Everyone needs someone to touch them
Everyone needs someone to hold
So why's it so damn hard to love when we're alone
I've lived a lifetime telling stories
About the way we live and die
When love was born it was a mystery
I'm yet to find
And when I wake up in the [evening]
There is a twinkle in my eye
That maybe someday you will meet me
In the light
I came to the so-called Paris of the West looking for something, preferably someone, to assuage my growing ennui.
I was coming into my ninth century of existence and had recently parted from my maker again at his gentle insistence that I travel somewhere new. He had grown weary of my relentless pining, and who could blame him? Watching someone you love, especially your progeny, yearning for something, anything, to renew their usually zealous lust for life must be nearly as painful as what that person is experiencing.

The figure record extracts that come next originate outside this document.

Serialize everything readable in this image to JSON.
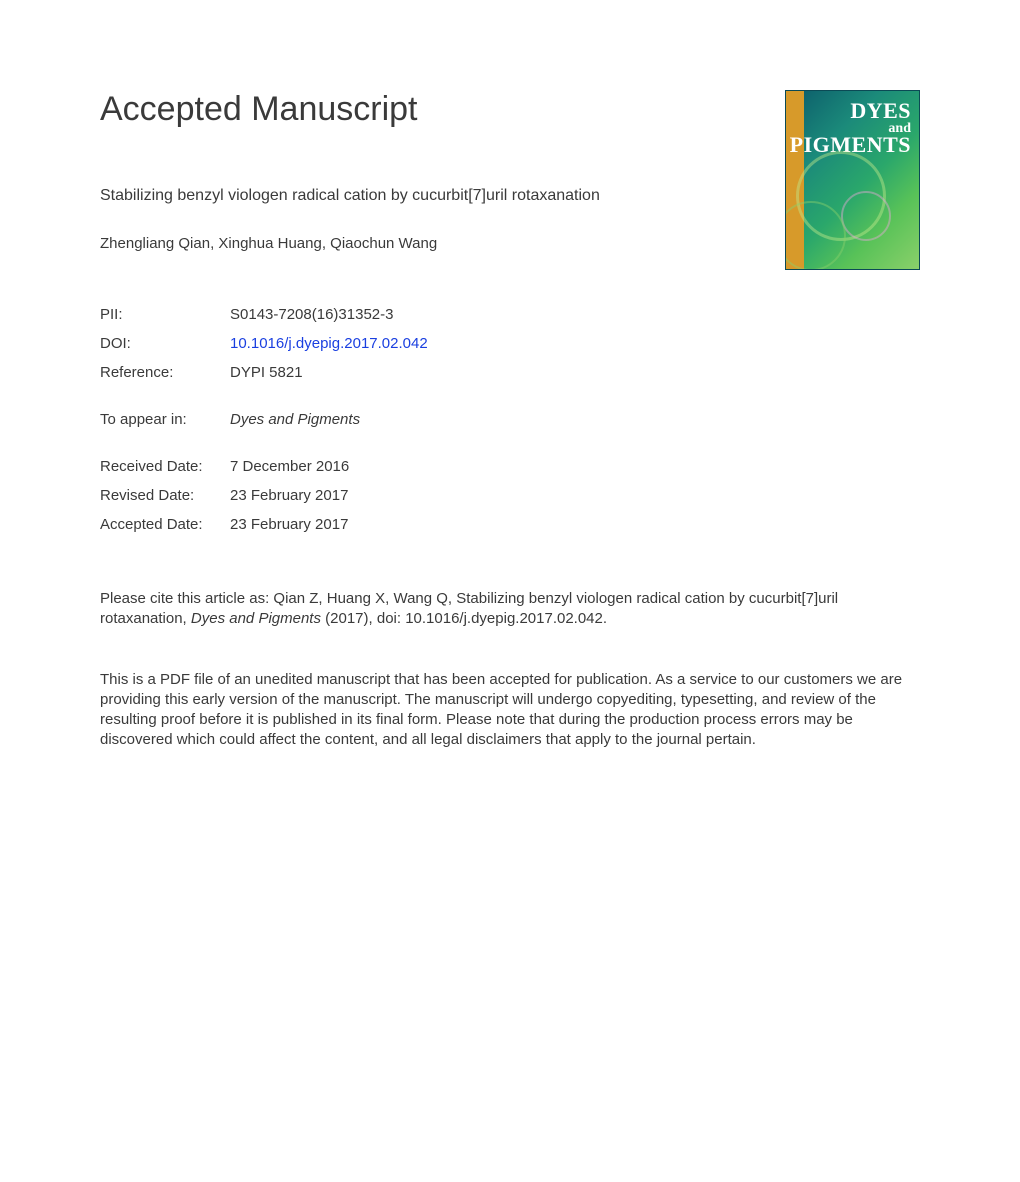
{
  "heading": "Accepted Manuscript",
  "article_title": "Stabilizing benzyl viologen radical cation by cucurbit[7]uril rotaxanation",
  "authors": "Zhengliang Qian, Xinghua Huang, Qiaochun Wang",
  "meta": {
    "pii_label": "PII:",
    "pii_value": "S0143-7208(16)31352-3",
    "doi_label": "DOI:",
    "doi_value": "10.1016/j.dyepig.2017.02.042",
    "ref_label": "Reference:",
    "ref_value": "DYPI 5821",
    "appear_label": "To appear in:",
    "appear_value": "Dyes and Pigments",
    "received_label": "Received Date:",
    "received_value": "7 December 2016",
    "revised_label": "Revised Date:",
    "revised_value": "23 February 2017",
    "accepted_label": "Accepted Date:",
    "accepted_value": "23 February 2017"
  },
  "citation_prefix": "Please cite this article as: Qian Z, Huang X, Wang Q, Stabilizing benzyl viologen radical cation by cucurbit[7]uril rotaxanation, ",
  "citation_journal": "Dyes and Pigments",
  "citation_suffix": " (2017), doi: 10.1016/j.dyepig.2017.02.042.",
  "disclaimer": "This is a PDF file of an unedited manuscript that has been accepted for publication. As a service to our customers we are providing this early version of the manuscript. The manuscript will undergo copyediting, typesetting, and review of the resulting proof before it is published in its final form. Please note that during the production process errors may be discovered which could affect the content, and all legal disclaimers that apply to the journal pertain.",
  "cover": {
    "line1": "DYES",
    "line2": "and",
    "line3": "PIGMENTS"
  },
  "colors": {
    "text": "#3a3a3a",
    "link": "#1a3fe0",
    "background": "#ffffff"
  },
  "typography": {
    "heading_fontsize": 34,
    "body_fontsize": 15,
    "title_fontsize": 16
  }
}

After a few nights spent wandering the bustling, crowded streets, bored and on the edge of regretting my decision to make the trip from New Orleans to San Francisco, I found myself standing across the street from a grand music hall. I hoped to find more here than I had in the shallow diversions I'd found myself less than entertained with in the saloon I visited the night before.
It wasn't long before I spotted exactly what I had been looking for.
I waited and watched as the patrons gathered in front of the hall's entrance. The night air was practically electric with their anticipation for the show, filled with the excitement generated by a crowd dressed to impress and ready to enjoy a night on the town. The people were of a different class than those who patronized the watering holes I had spent the last few nights stalking.
My eyes fell upon her and I was instantly transfixed.
She was stunning - a Gibson Girl come to life - golden-haired and fair-complected, even from here I could see that her eyes were as pale and blue as my own. She was dressed in a fashion-forward gown with flowing skirts, a deliciously low neckline, and the tightest corset to be seen in that crowd. Her copious hair was swept up fashionably atop her head, and she wore a very large, ornate hat. Even for this town, this 'Paris of the West,' she was far too good for anyone here, hell, she'd be too good for anyone here a hundred years from now.
I had to have her and not just for one night. I wanted her for my very own. Forever.
She was standing next to a man of similar height and they appeared to be arguing over something, or at least he did, as he was the one who was gesticulating wildly, she just stood there hand on hip with the most amusing expression - a mixture of boredom and irritation - fixed upon her lovely features.
As he turned to stalk off toward an approaching carriage, I recognized him. I had seen him a night or two prior in one of the bars I stopped into to slake my thirst after my long journey where he and a couple of acquaintances were busy gambling and groping. Later that night, I had come upon him again wasting some poor girl's time behind the building with his mediocre efforts at debauchery.
Well, that sealed the deal: there was no way in Hell I was leaving her to his profligate devices. Never in a million years did that buffoonish libertine deserve anything as perfect as her.
Of course, she put up a good fight, but I could tell that she was enamored of me too. When she started arguing with me, I considered glamouring her for a split second, but I quickly decided that I did not want a child who would hate me forever because I had conned them into this life; I much preferred that she meet me willingly and of her own accord.
I didn't allow myself to turn back for one last look as I walked away.
I prayed to the gods that it would not be the last time I saw her.